一穂 ミチ/Don't touch me

代理で行った合コンで悪酔いしたところを介抱して一泊させてもらった連。
潔癖症気味な連には珍しく、レトロな雰囲気の漂う初対面のその男・長谷川の家は悪くなく、長谷川自身も鷹揚で居心地のいい相手に思えたが、翌日仕事関係で再会した際、とんでもなく失礼な態度をとってしまい…。

 


 

【高久 尚子】【新書館ディアプラス文庫】【2010年5月刊】isbn:4403522394

 

★4.5(-)<普通は隠しておくべき感情を隠せず白状なことを言ってケロっとしている頭の悪い正直さを持つような連。
けれど連が幼い頃の体験から根底に抱える不安はせつなく、長谷川なら傍にいてくれるのだ、と言ってもらえたのに、それを裏切るようなことをしてしまい謝っても謝りきれないと自分を責める展開はせつなくて辛い。

また普段沸点の低そうな穏やかに見える長谷川も、特殊清掃員だったことで人が離れていく経験もしていて、また同じ思いはしたくない、と言いだすあたりはせつない。

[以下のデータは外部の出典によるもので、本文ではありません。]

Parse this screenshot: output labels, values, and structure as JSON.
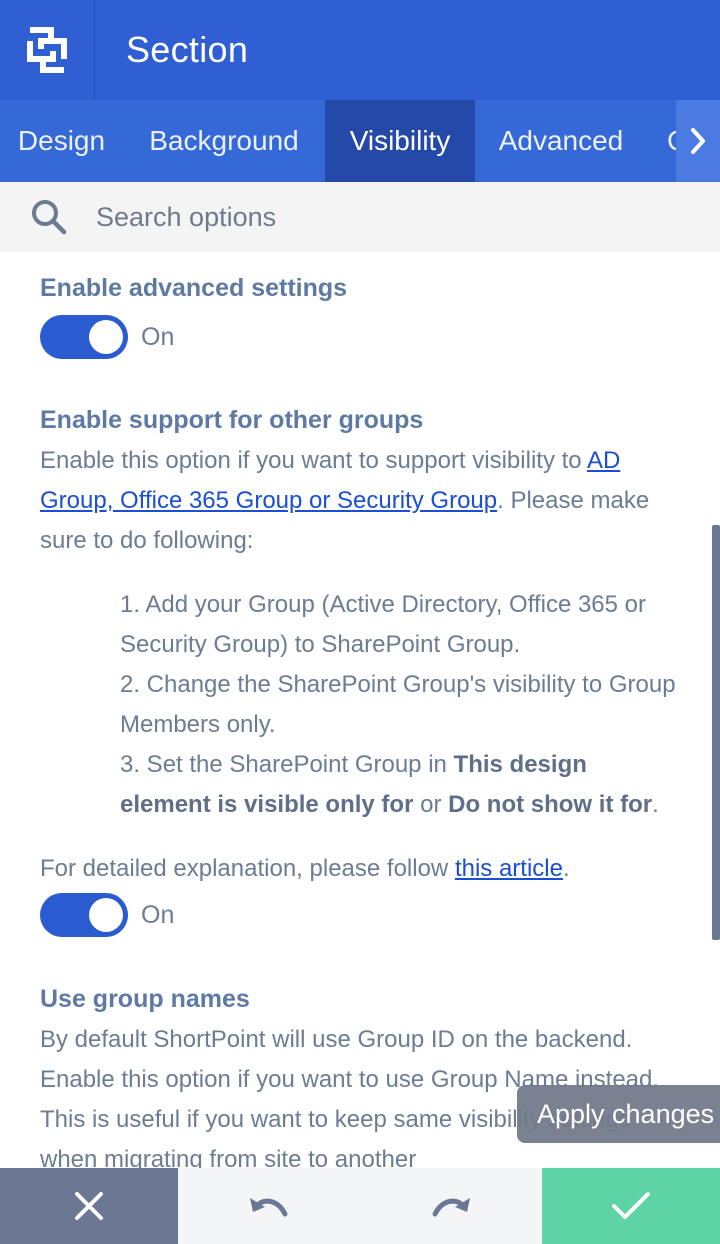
{
  "header": {
    "title": "Section",
    "logo_icon": "shortpoint-logo-icon"
  },
  "tabs": [
    {
      "label": "Design",
      "active": false
    },
    {
      "label": "Background",
      "active": false
    },
    {
      "label": "Visibility",
      "active": true
    },
    {
      "label": "Advanced",
      "active": false
    },
    {
      "label": "C",
      "active": false
    }
  ],
  "search": {
    "placeholder": "Search options"
  },
  "settings": {
    "advanced": {
      "label": "Enable advanced settings",
      "toggle_state": "On"
    },
    "groups": {
      "label": "Enable support for other groups",
      "intro_before_link": "Enable this option if you want to support visibility to ",
      "intro_link": "AD Group, Office 365 Group or Security Group",
      "intro_after_link": ". Please make sure to do following:",
      "steps": [
        {
          "text": "1. Add your Group (Active Directory, Office 365 or Security Group) to SharePoint Group."
        },
        {
          "text": "2. Change the SharePoint Group's visibility to Group Members only."
        },
        {
          "prefix": "3. Set the SharePoint Group in ",
          "bold1": "This design element is visible only for",
          "mid": " or ",
          "bold2": "Do not show it for",
          "suffix": "."
        }
      ],
      "footer_before_link": "For detailed explanation, please follow ",
      "footer_link": "this article",
      "footer_after_link": ".",
      "toggle_state": "On"
    },
    "group_names": {
      "label": "Use group names",
      "text": "By default ShortPoint will use Group ID on the backend. Enable this option if you want to use Group Name instead. This is useful if you want to keep same visibility settings when migrating from site to another"
    }
  },
  "apply_changes": {
    "label": "Apply changes"
  },
  "bottom_bar": {
    "close_icon": "close-icon",
    "undo_icon": "undo-icon",
    "redo_icon": "redo-icon",
    "confirm_icon": "checkmark-icon"
  },
  "colors": {
    "header": "#2f5fd3",
    "tabs": "#3669d8",
    "active_tab": "#2549a8",
    "toggle_on": "#2a5bd0",
    "confirm": "#5ed3a6",
    "close": "#6c7794"
  }
}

前半は連視点、後半は気持ちがわかりあってからの長谷川視点。
照れる連の奇妙な行動はおかしくて可愛い。
でもその後の展開では連がよかれと思って白状した内容が長谷川には理解できず大喧嘩。
そこに長谷川の体調が絡んで仕事のことにも触れたりして、ちょっと話は重め。

でもすぐ家出したがる猫の行動の連なりの解釈はすごくよかったし、なんだか二人の組み合わせは奇妙なのにしっくり、というか、うまくデコとボコが合わさっているというのとはちょっと違って、合わさっていない部分も多いのにうまく寄り添えているというか。
そんな不思議な空気感のある二人のお話でした。

ただすごく好きなお話かというとやっぱりBLとしてはちょっとテーマが重めかな。
あと抱き合っていても甘くなりにくい二人の雰囲気とか。(笑)
二人らしいといえばらしいのだけれど、もうちょっと甘い要素も入っていたら読後感が違ったかも。